Scientists at the University of Michigan have linked four genes immune responses to psoriasis: IL23A, TNFAIP3, TNIP1, and pair IL3 and IL13.
Within the past 18 months, researchers worldwide have increased the number of loci associated with psoriasis from one to 10. This study is the first to identify changes in the IL23A gene in psoriasis patients, though two of the previously identified psoriasis genes (IL12B and IL23R) encode proteins that bind to IL23A protein. Variations in the structure of any of these three genes may predispose people to chronic immune responses that ultimately result in psoriasis, the researchers suggest.
The team also found two genes activated by TNF-alpha, TNFAIP3 and TNIP1,that show patterns distinct from those in healthy controls. Together, these genes limit immune responses, so alterations in them may allow immune systems to work too well, the scientists explain. Variants of TNFAIP3 also have been associated with rheumatoid arthritis and lupus.

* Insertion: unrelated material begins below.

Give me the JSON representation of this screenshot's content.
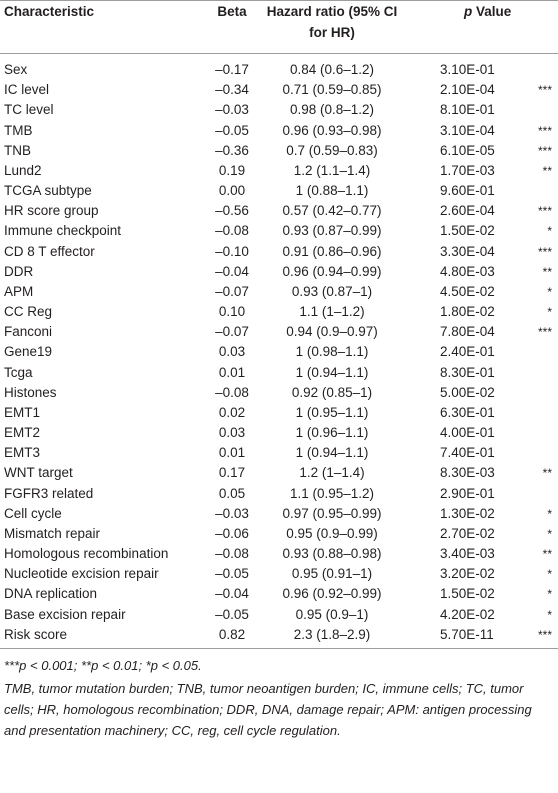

The fourth hotspot implicates a pair of genes, IL4 and IL13. These genes support development of Th2 cells, a type of immune system T cell. Any condition that leads to too few or too many Th2 cells in relation to other types of T cells may result in disease, the investigators says.
The team began by looking for SNPs at 438,670 sites in 1,359 psoriasis cases and 1,400 healthy controls. Initial scans signaled differences in at least three previously identified DNA sites, with HLA-Cw6 producing the strongest genetic signal.
They then expanded the study to look at 18 of the most interesting loci in an additional 5,048 cases and 5,051 controls. In all, seven of the 18 loci showed consistently strong association with psoriasis.
The study appears in the January issue of Nature Genetics.